According to 2007 data compiled by the Migration Policy Institute, New Hampshire is among the states with the fewest immigrants. Nearly 25,000 children under 18 are from immigrant families, but fewer than 3,300 of them are in K-12 ESL programs in New Hampshire, making up only 1.6 percent of the state’s student population. After English, the top five languages spoken in New Hampshire are Spanish, French, Turkish, Russian, and Greek.
New Hampshire’s ESL Teaching Outlook
According to the Teacher Shortage Areas Nationwide Listing created by the U.S. Department of Education Office of Postsecondary Education, since 1992, New Hampshire has reported teacher shortages consistently in not only English as a Second Language, but also the related subject areas of world languages, foreign languages, reading, and writing.
Overall, New Hampshire has a long list of subjects experiencing chronic shortages of qualified educators. However, it is also important to note that, as of 2012, that list has shortened somewhat compared to prior years. New Hampshire’s future potential for TESOL graduates seems uncertain, considering the state’s relatively small ELL population. If TESOL graduates want to start or continue careers in the state, they will do best in diverse school districts or in remote areas of the state with difficulty in retaining teachers.
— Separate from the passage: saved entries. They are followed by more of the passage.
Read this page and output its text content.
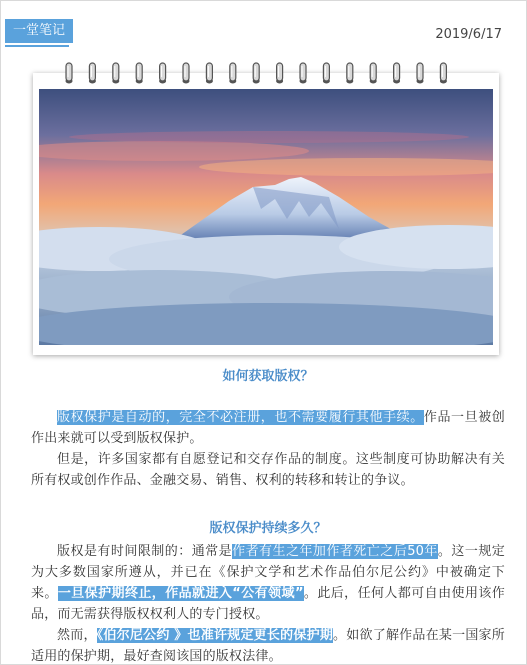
一堂笔记	2019/6/17
如何获取版权？

版权保护是自动的，完全不必注册，也不需要履行其他手续。作品一旦被创作出来就可以受到版权保护。

但是，许多国家都有自愿登记和交存作品的制度。这些制度可协助解决有关所有权或创作作品、金融交易、销售、权利的转移和转让的争议。

版权保护持续多久？

版权是有时间限制的：通常是作者有生之年加作者死亡之后50年。这一规定为大多数国家所遵从，并已在《保护文学和艺术作品伯尔尼公约》中被确定下来。一旦保护期终止，作品就进入“公有领域”。此后，任何人都可自由使用该作品，而无需获得版权权利人的专门授权。

然而，《伯尔尼公约 》也准许规定更长的保护期。如欲了解作品在某一国家所适用的保护期，最好查阅该国的版权法律。
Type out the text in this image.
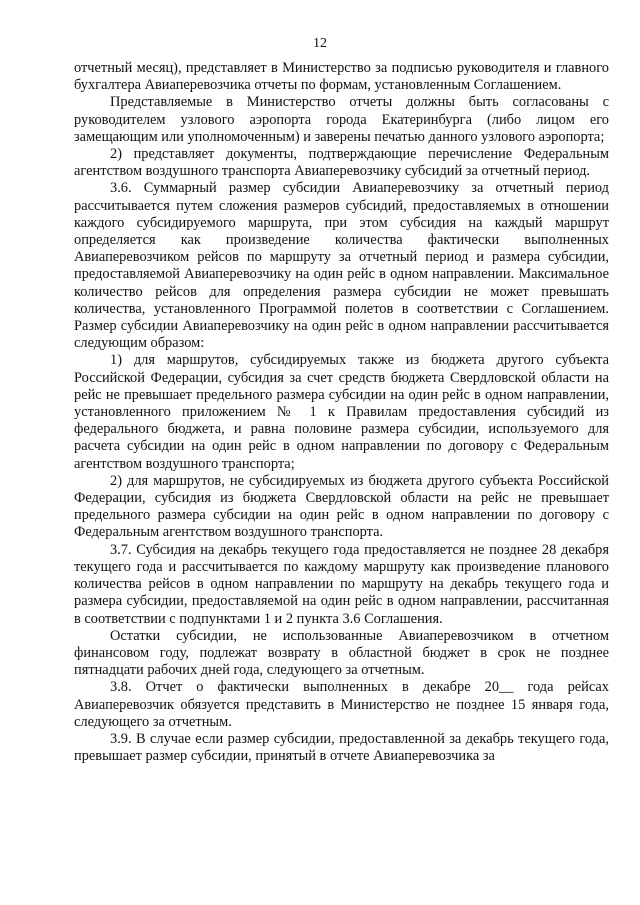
12

отчетный месяц), представляет в Министерство за подписью руководителя и главного бухгалтера Авиаперевозчика отчеты по формам, установленным Соглашением.

Представляемые в Министерство отчеты должны быть согласованы с руководителем узлового аэропорта города Екатеринбурга (либо лицом его замещающим или уполномоченным) и заверены печатью данного узлового аэропорта;

2) представляет документы, подтверждающие перечисление Федеральным агентством воздушного транспорта Авиаперевозчику субсидий за отчетный период.

3.6. Суммарный размер субсидии Авиаперевозчику за отчетный период рассчитывается путем сложения размеров субсидий, предоставляемых в отношении каждого субсидируемого маршрута, при этом субсидия на каждый маршрут определяется как произведение количества фактически выполненных Авиаперевозчиком рейсов по маршруту за отчетный период и размера субсидии, предоставляемой Авиаперевозчику на один рейс в одном направлении. Максимальное количество рейсов для определения размера субсидии не может превышать количества, установленного Программой полетов в соответствии с Соглашением. Размер субсидии Авиаперевозчику на один рейс в одном направлении рассчитывается следующим образом:

1) для маршрутов, субсидируемых также из бюджета другого субъекта Российской Федерации, субсидия за счет средств бюджета Свердловской области на рейс не превышает предельного размера субсидии на один рейс в одном направлении, установленного приложением № 1 к Правилам предоставления субсидий из федерального бюджета, и равна половине размера субсидии, используемого для расчета субсидии на один рейс в одном направлении по договору с Федеральным агентством воздушного транспорта;

2) для маршрутов, не субсидируемых из бюджета другого субъекта Российской Федерации, субсидия из бюджета Свердловской области на рейс не превышает предельного размера субсидии на один рейс в одном направлении по договору с Федеральным агентством воздушного транспорта.

3.7. Субсидия на декабрь текущего года предоставляется не позднее 28 декабря текущего года и рассчитывается по каждому маршруту как произведение планового количества рейсов в одном направлении по маршруту на декабрь текущего года и размера субсидии, предоставляемой на один рейс в одном направлении, рассчитанная в соответствии с подпунктами 1 и 2 пункта 3.6 Соглашения.

Остатки субсидии, не использованные Авиаперевозчиком в отчетном финансовом году, подлежат возврату в областной бюджет в срок не позднее пятнадцати рабочих дней года, следующего за отчетным.

3.8. Отчет о фактически выполненных в декабре 20__ года рейсах Авиаперевозчик обязуется представить в Министерство не позднее 15 января года, следующего за отчетным.

3.9. В случае если размер субсидии, предоставленной за декабрь текущего года, превышает размер субсидии, принятый в отчете Авиаперевозчика за
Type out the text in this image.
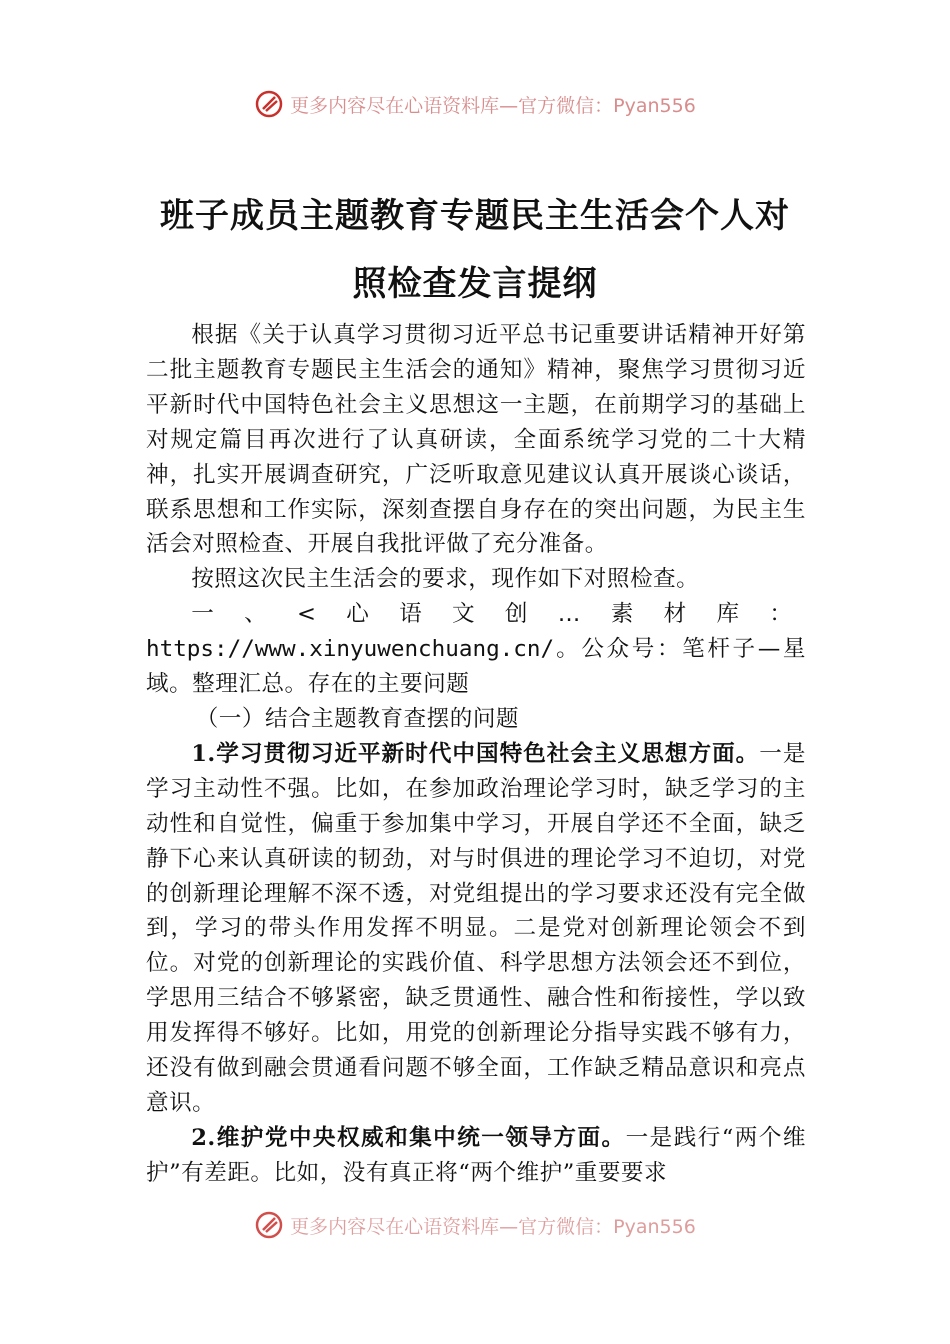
更多内容尽在心语资料库—官方微信：Pyan556
班子成员主题教育专题民主生活会个人对
照检查发言提纲

根据《关于认真学习贯彻习近平总书记重要讲话精神开好第二批主题教育专题民主生活会的通知》精神，聚焦学习贯彻习近平新时代中国特色社会主义思想这一主题，在前期学习的基础上对规定篇目再次进行了认真研读，全面系统学习党的二十大精神，扎实开展调查研究，广泛听取意见建议认真开展谈心谈话，联系思想和工作实际，深刻查摆自身存在的突出问题，为民主生活会对照检查、开展自我批评做了充分准备。

按照这次民主生活会的要求，现作如下对照检查。

一、<心语文创…素材库：https://www.xinyuwenchuang.cn/。公众号：笔杆子—星域。整理汇总。存在的主要问题

（一）结合主题教育查摆的问题

1.学习贯彻习近平新时代中国特色社会主义思想方面。一是学习主动性不强。比如，在参加政治理论学习时，缺乏学习的主动性和自觉性，偏重于参加集中学习，开展自学还不全面，缺乏静下心来认真研读的韧劲，对与时俱进的理论学习不迫切，对党的创新理论理解不深不透，对党组提出的学习要求还没有完全做到，学习的带头作用发挥不明显。二是党对创新理论领会不到位。对党的创新理论的实践价值、科学思想方法领会还不到位，学思用三结合不够紧密，缺乏贯通性、融合性和衔接性，学以致用发挥得不够好。比如，用党的创新理论分指导实践不够有力，还没有做到融会贯通看问题不够全面，工作缺乏精品意识和亮点意识。

2.维护党中央权威和集中统一领导方面。一是践行“两个维护”有差距。比如，没有真正将“两个维护”重要要求

更多内容尽在心语资料库—官方微信：Pyan556
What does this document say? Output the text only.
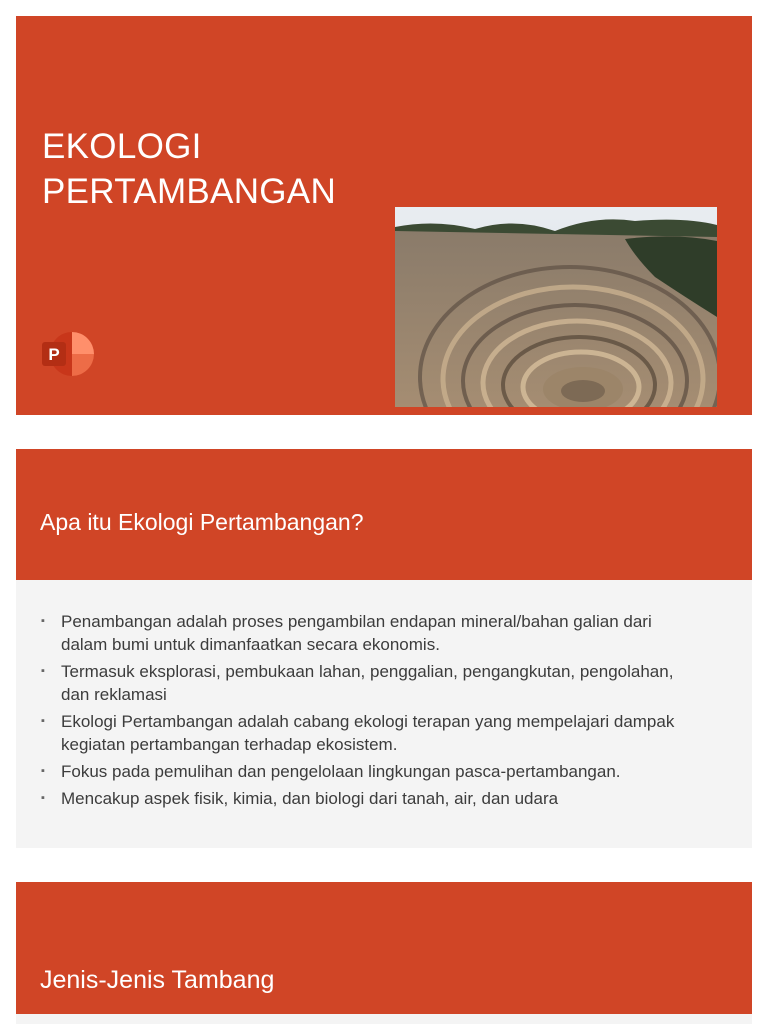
EKOLOGI
PERTAMBANGAN
P
Apa itu Ekologi Pertambangan?
▪ Penambangan adalah proses pengambilan endapan mineral/bahan galian dari dalam bumi untuk dimanfaatkan secara ekonomis.
▪ Termasuk eksplorasi, pembukaan lahan, penggalian, pengangkutan, pengolahan, dan reklamasi
▪ Ekologi Pertambangan adalah cabang ekologi terapan yang mempelajari dampak kegiatan pertambangan terhadap ekosistem.
▪ Fokus pada pemulihan dan pengelolaan lingkungan pasca-pertambangan.
▪ Mencakup aspek fisik, kimia, dan biologi dari tanah, air, dan udara
Jenis-Jenis Tambang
New Hampshire Teacher Job Boards
- NH School Jobs is an employment listing service maintained by NEA New Hampshire, the state teachers union.
- TeachNorth is an initiative to recruit qualified educators to New Hampshire’s North Country, which contains 32 New Hampshire school districts.
- NHDE maintains a resource list of School/District Educational Positions – New Hampshire-Based Job Sites.